Накрыл ее руку своей и чуть не заплакал. Но, конечно, сдержался. Плакать по Маркину в первом попавшемся рижском кафе, вцепившись в наманикюренную лапку его вдовы, это не просто пошлятина, это уже водевиль. И рыжий дружище Марко, знаю я этого типа, первым меня засмеет, гибель ему не помеха. Специально дождется где-нибудь в Бардо, на пороге между смертью и окончательной смертью, и поднимет там на смех, вконец задразнит, навек опозорит перед сонмом Милосердных и Гневных Божеств.

Поэтому предпочел как можно скорее отдать Марьяне деньги, демонстративно отделив треть (на самом деле, гораздо меньше, словчил, а она не заметила или просто сделала вид; впрочем, что-что, а уж это точно совершенно неважно), и распрощаться.

– Ты когда улетаешь? – внезапно спросила Марьяна, надевая пальто.

– Около часа ночи, а что?

– Ничего, – она отвернулась к окну. Помолчав, неохотно добавила: – Просто рада, что больше никогда тебя не увижу. Мне это тяжело. Очень тебя не люблю.

Промолчал – а что тут ответишь? Пусть говорит, что хочет, имеет полное право, выслушаю, утрусь и забуду. Забыть – вообще не проблема, если хорошенько надраться в баре аэропорта, а потом уснуть, не дождавшись взлета, проснуться в момент посадки, на автопилоте добраться домой и там, не раздеваясь, упасть на диван лицом вниз. К завтрашнему утру из головы вылетит не только Марьянино «не люблю», а вообще все, что было сегодня. Или почти все – тоже ничего себе результат. Хорошо, когда заранее точно знаешь, как его добиться.
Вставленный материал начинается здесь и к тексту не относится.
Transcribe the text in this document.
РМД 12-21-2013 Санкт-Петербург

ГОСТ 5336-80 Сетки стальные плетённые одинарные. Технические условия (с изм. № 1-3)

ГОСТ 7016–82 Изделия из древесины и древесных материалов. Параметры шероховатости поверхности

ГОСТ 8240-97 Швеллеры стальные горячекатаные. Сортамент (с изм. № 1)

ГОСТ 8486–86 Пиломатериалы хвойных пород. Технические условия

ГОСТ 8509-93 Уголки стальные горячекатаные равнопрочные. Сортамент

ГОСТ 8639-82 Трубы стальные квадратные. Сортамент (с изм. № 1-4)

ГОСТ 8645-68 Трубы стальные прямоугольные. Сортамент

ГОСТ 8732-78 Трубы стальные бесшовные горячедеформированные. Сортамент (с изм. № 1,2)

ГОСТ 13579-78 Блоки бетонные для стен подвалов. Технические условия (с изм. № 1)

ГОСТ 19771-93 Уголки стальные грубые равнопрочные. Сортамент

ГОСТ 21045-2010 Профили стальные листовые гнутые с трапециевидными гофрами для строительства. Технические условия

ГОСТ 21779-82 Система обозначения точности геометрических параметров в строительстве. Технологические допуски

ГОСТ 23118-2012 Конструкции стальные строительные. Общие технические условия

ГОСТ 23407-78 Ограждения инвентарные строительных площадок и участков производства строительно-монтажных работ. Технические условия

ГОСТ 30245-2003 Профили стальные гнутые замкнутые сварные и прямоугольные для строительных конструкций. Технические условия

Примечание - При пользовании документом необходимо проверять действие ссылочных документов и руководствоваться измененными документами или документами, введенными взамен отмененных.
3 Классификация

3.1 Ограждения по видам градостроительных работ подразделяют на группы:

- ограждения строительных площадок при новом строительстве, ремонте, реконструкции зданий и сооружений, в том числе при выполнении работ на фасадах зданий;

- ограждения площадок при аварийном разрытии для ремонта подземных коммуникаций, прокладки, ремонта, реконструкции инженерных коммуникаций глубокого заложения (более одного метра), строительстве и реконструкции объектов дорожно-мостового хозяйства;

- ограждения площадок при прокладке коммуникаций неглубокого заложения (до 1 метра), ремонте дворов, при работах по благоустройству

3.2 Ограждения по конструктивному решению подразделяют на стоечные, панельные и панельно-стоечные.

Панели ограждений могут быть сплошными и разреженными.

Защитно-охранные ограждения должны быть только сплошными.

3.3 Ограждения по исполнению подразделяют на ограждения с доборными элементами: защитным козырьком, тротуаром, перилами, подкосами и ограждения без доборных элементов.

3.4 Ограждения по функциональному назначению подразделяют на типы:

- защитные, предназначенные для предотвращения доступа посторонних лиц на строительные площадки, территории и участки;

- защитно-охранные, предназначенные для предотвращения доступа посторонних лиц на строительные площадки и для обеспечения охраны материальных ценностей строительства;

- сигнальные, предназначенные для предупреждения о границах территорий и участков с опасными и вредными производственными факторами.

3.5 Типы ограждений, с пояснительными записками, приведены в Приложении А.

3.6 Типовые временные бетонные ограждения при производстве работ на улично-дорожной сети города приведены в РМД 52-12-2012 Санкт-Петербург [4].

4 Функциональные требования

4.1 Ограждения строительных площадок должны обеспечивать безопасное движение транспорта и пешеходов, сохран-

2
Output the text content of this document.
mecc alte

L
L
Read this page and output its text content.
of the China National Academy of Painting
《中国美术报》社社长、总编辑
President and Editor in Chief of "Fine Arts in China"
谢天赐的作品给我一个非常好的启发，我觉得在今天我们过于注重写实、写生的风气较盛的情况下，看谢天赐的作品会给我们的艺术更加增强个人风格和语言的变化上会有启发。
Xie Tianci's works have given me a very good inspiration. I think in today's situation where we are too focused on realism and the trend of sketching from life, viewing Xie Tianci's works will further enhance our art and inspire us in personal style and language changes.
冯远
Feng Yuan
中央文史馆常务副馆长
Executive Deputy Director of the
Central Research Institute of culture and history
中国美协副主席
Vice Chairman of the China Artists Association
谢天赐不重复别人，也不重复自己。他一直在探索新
Марьяна ушла, звонко цокая каблучками. Поглядев ей вслед, решил, что третья чашка кофе не повредит. Заказал, получил. Не удержавшись от искушения, пересел за стол у окна, который совсем недавно занимала смуглая сероглазая женщина, консул неведомой страны. Самый красивый в мире консул.

Подумал: «Черт, надо же было спросить Марьяну, в каком из окрестных переулков находится консульство с зеленым шахматным флагом, который, заранее готов спорить, вовсе не шахматный. Вот интересно, какой? Обязательно надо узнать, что за страна – вдруг они все там такие красивые? Буду знать, куда переезжать, если захочу каждый день в кого-нибудь влюбляться, тайно, безнадежно и оттого особенно счастливо, без риска увязнуть надолго, потому что вокруг столько объектов для легкой, приятной, ни к чему не обязывающей гибельной страсти, что глаза разбегаются. Отличная будет у меня жизнь, осталось выяснить, где».

Вышел наконец из кафе в таком нелепом приподнятом настроении, что подумал: «Да черт с ней, с Марьяной, не звонить же ей, в самом деле, хорошего понемножку. Сейчас обойду все ближайшие переулки, вряд ли тут так уж много консульств. Короче, найду!»

Но, как ни странно, не нашел ни одного консульства – ни латиноамериканского, ни африканского, вообще никакого – ни в окрестных переулках, ни на самой улице Барона, где сидели в кафе. В конце концов, плюнул и пошел через парк в Старый город, как самый настоящий беззаботный праздный турист. Кого хотел обмануть?

Накрыло уже на мосту через реку, вернее, канал – ай, неважно, пусть рижане сами разбираются, где у них какой водоем. Вдруг как-то сразу и одновременно тягуче, как в замедленной съемке, если предположить, что возможна замедленная, да хоть какая-то съемка мыслей и чувств, дошло то, чего не хотел понимать с той, будь она проклята, гадской минуты, когда Марьяна растерянно и сердито сказала по телефону: «Я звоню, потому что подумала, вдруг ты знаешь, как Марик хотел бы быть похоронен? Я сижу сейчас в городе Пури, штат Орисса, даже краем уха не слышала раньше, что такие названия есть, а это, оказывается, в Индии, где Бенгальский залив, звучит романтично, совершенно в вашем с Мариком вкусе, а на самом деле, невероятная вонь, грязные улицы, женщины, как цыганки, в тридцать уже старухи, голые наглые дети ползают по земле и вопят, все по горло в коровьем дерьме. И Марик погиб, утонул почему-то именно тут, не мог выбрать место поближе и хоть немного почище, я всегда говорила… ладно, важно другое: я уже в Пури. Считается, что жена – это самый ближайший родственник, меня вызвали, я прилетела, хожу уже сутки по этому жуткому грязному городу и не понимаю, как Марика хоронить, подскажи, если знаешь».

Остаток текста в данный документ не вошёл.